Bag End is a famous underground home for Hobbits in J. R. R. Tolkien's fantasy books, The Hobbit and The Lord of the Rings. It's where the main characters, Bilbo Baggins and Frodo Baggins, live. Both of them start their big adventures from Bag End and eventually return there.
Bag End is a safe, warm, and comfortable place. It's the complete opposite of the scary and dangerous places they visit on their journeys. Because both Bilbo and Frodo begin and end their quests at Bag End, it's a very important spot in their stories.
Tolkien himself said he was like a Hobbit, just bigger! Many experts believe Bag End shows what Tolkien thought was the perfect home. It also helps us understand the characters who live there.

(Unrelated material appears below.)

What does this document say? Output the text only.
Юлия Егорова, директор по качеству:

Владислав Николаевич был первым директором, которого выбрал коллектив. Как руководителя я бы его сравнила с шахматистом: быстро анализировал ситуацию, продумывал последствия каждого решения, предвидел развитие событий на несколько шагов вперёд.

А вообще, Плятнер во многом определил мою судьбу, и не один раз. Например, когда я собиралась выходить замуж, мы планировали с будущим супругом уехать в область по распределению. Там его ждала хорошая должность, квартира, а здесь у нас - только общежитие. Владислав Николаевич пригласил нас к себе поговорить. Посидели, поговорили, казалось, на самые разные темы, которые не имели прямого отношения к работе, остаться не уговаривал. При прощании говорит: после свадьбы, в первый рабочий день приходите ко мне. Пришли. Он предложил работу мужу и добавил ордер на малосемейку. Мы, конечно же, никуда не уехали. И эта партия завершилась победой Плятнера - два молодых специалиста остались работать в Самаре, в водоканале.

For the Lord of the Rings movies, director Peter Jackson built a detailed Hobbiton film set in New Zealand, including a real-life Bag End.
Contents
What is Bag End Like?
How J. R. R. Tolkien Described It

The Hobbit starts with a very famous line:
In a hole in the ground there lived a hobbit. Not a nasty, dirty, wet hole, filled with the ends of worms and an oozy smell, nor yet a dry, bare, sandy hole with nothing in it to sit down on or to eat: it was a hobbit-hole, and that means comfort.
Bilbo and Frodo, the heroes of The Hobbit and The Lord of the Rings, lived in Bag End. It was a very fancy Hobbit-hole, or "smial," dug into a place called The Hill. This hill was on the north side of Hobbiton, a town in the Shire.
Tolkien drew many pictures of Bag End and Hobbiton. His painting The Hill: Hobbiton-across-the Water shows what the outside looked like and the countryside around it. Tolkien made many sketches before deciding exactly where Bag End would be and how it would look.
Another drawing by Tolkien, The Hall at Bag-End, Residence of B. Baggins Esquire, shows the inside of the house. It even has modern things like a wall clock and a barometer. A clock is also mentioned in The Hobbit.
How Peter Jackson Showed It
Director Peter Jackson had a detailed Hobbiton film set built for his Lord of the Rings movies. It was made on a sheep farm in Matamata, New Zealand. The set included a water-mill, the Green Dragon Inn, and many Hobbit-holes, along with Bag End itself.
Jackson said that when he saw the set, "It felt as if you could open the circular green door of Bag End and find Bilbo Baggins inside." This shows how real and magical the set felt.
In the movie The Hobbit: An Unexpected Journey, the rough Dwarves burst into Bilbo's neat home. They clean out his pantry, which is a funny scene. It offers some lighthearted moments among the dangers of their adventure.